Calcium Propionate is produced by Propionic Acid and Calcium Hydroxide under Hygienic conditions. Calcium Propionate inhibits a broad spectrum of mold and rope bacteria while increasing the shelf life of bakery foods. Compared to other preservative options, propionates minimally impact yeast, making them the ingredient of choice for yeast-raised products and tortillas. In breads and rolls the common usage level for calcium propionate is between 0.3% - 0.5%. per hundredweight of flour. Purity levels of commercial propionates vary considerably so, it's better to always check with the supplier for actual content.
Better results can be derived when Victory CaP is used with Diluted Acetic Acid.
BAKED GOODS
Bread and other baked goods that are stored for any length of time, develops mold. To extend the storage time of commercially prepared baked goods such as bread dough, pizza dough, bread and pastries, manufactures add chemical preservatives.

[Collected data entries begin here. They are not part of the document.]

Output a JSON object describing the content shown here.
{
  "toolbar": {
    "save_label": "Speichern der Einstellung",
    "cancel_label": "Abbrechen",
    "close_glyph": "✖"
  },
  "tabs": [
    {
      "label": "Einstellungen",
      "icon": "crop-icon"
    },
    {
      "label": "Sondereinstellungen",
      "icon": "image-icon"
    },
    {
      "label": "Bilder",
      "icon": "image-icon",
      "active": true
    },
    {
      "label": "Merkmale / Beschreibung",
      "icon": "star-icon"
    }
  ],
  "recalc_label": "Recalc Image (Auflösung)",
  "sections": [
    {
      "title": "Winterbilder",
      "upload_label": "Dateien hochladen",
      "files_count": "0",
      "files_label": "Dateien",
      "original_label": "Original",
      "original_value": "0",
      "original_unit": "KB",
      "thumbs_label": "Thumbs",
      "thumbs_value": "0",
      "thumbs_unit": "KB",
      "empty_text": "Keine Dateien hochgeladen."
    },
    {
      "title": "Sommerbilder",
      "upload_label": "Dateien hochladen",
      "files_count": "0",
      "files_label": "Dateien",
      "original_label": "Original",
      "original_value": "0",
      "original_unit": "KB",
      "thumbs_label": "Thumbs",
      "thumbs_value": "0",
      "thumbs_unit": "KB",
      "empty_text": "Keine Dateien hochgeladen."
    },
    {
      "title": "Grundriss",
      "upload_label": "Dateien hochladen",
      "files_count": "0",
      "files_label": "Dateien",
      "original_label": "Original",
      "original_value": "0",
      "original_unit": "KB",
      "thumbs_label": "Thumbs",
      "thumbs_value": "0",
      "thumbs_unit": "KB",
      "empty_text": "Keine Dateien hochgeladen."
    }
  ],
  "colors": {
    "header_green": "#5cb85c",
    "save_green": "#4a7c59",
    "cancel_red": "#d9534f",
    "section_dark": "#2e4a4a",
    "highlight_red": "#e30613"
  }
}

Calcium propionate works best in baked goods with a pH of 5.5 or less and in products that use yeast, rather than baking powder, as a rising agent. Other grain foods that may be preserved with calcium propionate include breakfast cereals, pasta and noodles.
DAIRY PRODUCTS
Dairy food containing calcium propionate includes dried and condensed milk; flavored milks and yogurt drinks; ripened, unripened and processed cheeses; dairy desserts such as flavored yogurts and puddings; and dairy-based spreads. Some cheeses, such as Emmentaler of Swiss cheese, contain naturally occurring calcium propionate, which develops as the cheese ripens and acts as a preservative in the cheese.
MEATS
Meat products containing calcium propionate include processed meat, poultry products; sausage casings; and preserved fish, including canned fish and shellfish.Calcium propionate is also added as a preservative to livestock and poultry feed.
OTHER FOODS
Other foods containing calcium propionate include alcoholic beverages such as beer, malt beverages, cider and distilled spirits with more that 15 percent alcohol. In addition, the preservative can be found in sports drinks, diet foods and beverages; commercially prepared salads such as potato salad; condiments such as vinegar and mustard; soups, sauces and dried or processed mushrooms, beans, seaweeds and nut butters.
EXCLUDED FOODS
Foods that do not use or contain calcium propionate as a preservative, according to the World Health Organization Food Standards are:
Milk, buttermilk, fermented mild products
Sterilized creams, whipping cream whipped creams, reduced fat creams,
Whey cheese, whey protein cheese, dried whey products and butter.
Fresh fruit, fruit juice, vegetable juice and fresh vegetables .
Whole grains or rice, fresh pasta, fresh meat, poultry, game meats, fresh fish, liquid egg products, frozen egg products, sugar, honey, syrups, salt, herbs, spices, coffee, grape wines and infant formulas.
ALLERGIC REACTIONS
While safe for consumption by the public, calcium propionate may cause a reaction if you are allergic or hypersensitive to the compound. Children may be affected by preservatives in foods, according to a study published in the August 2002 issue of the Journal of Pediatrics and Child Health. The study concluded that some children have a behavioral toxicity to food preservatives.
DOSAGE:
300 gm to 500 gm per 100 kg of dough mass along with vinegar.
CAUTION:
Avoid direct contact with skin and eyes.